Is this why I am seeing this error?

ETLSyntheaBuilder::LoadSyntheaTables(connectionDetails = cd, syntheaSchema = syntheaSchema, syntheaFileLoc = syntheaFileLoc)
Connecting using PostgreSQL driver
Loading: allergies.csv
| | 0%Error in rJava::.jcall(batchedInsert, "Z", "executeBatch") :
java.sql.BatchUpdateException: Batch entry 0 INSERT INTO native.allergies ("1993-03-08",V2,"4b9c1991-8733-d3f6-777d-6310b5dd7af2","c689f326-df74-aaa5-2aa0-a4bdb17a963a","419199007",Unknown,"Allergy to substance (finding)",allergy,environment,V10,V11,V12,V13,V14,V15) VALUES(8467,NULL,'4b9c1991-8733-d3f6-777d-6310b5dd7af2','c689f326-df74-aaa5-2aa0-a4bdb17a963a',29046,'Unknown','Lisinopril','intolerance','medication',NULL,NULL,NULL,NULL,NULL,NULL) was aborted: ERROR: column "1993-03-08" of relation "allergies" does not exist
Position: 31 Call getNextException to see other errors in the batch.

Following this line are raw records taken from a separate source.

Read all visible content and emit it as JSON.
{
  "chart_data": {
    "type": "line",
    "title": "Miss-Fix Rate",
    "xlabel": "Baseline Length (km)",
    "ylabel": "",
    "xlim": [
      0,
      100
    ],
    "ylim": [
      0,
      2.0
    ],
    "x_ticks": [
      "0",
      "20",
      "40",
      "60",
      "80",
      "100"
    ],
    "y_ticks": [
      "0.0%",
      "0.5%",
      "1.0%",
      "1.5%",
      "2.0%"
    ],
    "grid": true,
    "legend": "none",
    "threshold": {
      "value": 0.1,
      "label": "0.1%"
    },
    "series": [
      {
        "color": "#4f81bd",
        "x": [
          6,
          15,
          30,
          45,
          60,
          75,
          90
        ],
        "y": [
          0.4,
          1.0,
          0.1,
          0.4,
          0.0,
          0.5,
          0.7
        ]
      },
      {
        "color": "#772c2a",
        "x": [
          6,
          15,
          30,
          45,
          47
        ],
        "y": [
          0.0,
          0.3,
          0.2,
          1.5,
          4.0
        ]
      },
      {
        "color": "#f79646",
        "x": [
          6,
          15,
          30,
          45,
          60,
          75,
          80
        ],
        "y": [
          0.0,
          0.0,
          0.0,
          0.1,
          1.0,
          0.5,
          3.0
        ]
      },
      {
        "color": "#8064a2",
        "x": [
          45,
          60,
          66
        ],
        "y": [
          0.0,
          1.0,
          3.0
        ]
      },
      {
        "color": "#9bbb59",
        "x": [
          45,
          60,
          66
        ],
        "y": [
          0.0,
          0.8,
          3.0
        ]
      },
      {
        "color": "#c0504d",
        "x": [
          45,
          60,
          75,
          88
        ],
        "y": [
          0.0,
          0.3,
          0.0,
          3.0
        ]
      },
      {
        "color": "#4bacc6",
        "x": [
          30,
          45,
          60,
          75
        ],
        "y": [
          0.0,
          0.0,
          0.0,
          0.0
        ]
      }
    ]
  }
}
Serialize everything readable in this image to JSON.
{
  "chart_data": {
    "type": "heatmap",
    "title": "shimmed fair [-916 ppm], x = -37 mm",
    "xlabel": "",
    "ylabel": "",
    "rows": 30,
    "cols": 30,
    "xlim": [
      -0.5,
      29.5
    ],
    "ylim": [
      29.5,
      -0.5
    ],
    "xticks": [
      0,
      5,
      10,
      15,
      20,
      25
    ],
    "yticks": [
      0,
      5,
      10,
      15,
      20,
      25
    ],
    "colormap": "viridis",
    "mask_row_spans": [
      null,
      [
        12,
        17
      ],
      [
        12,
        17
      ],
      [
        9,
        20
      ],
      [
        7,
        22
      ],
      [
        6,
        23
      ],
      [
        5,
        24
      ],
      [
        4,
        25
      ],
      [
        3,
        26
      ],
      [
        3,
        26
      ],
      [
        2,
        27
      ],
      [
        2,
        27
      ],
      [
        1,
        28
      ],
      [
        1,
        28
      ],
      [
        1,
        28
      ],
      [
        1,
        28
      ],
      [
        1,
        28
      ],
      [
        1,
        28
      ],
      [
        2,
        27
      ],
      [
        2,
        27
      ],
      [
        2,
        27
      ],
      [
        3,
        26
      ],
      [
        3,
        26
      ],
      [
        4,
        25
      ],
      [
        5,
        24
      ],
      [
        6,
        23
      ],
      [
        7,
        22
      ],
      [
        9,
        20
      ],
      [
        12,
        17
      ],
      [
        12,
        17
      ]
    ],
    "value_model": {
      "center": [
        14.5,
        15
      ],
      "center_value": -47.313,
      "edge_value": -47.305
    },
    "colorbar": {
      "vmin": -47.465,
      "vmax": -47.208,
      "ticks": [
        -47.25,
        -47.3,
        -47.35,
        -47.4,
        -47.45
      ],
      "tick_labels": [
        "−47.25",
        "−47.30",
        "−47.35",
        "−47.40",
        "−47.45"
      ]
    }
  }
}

@sudoshi It appears your allergies.csv file is missing the header. It should contain the following as the first line: START,STOP,PATIENT,ENCOUNTER,CODE,SYSTEM,DESCRIPTION,TYPE,CATEGORY,REACTION1,DESCRIPTION1,SEVERITY1,REACTION2,DESCRIPTION2,SEVERITY2

Thanks @rkboyce and @fabkury! Support for synthea 3.1.0 and 3.2.0 has been added to the development branch of the package based on #178 . We will continue to test the changes and hope to make a release soon to the main branch.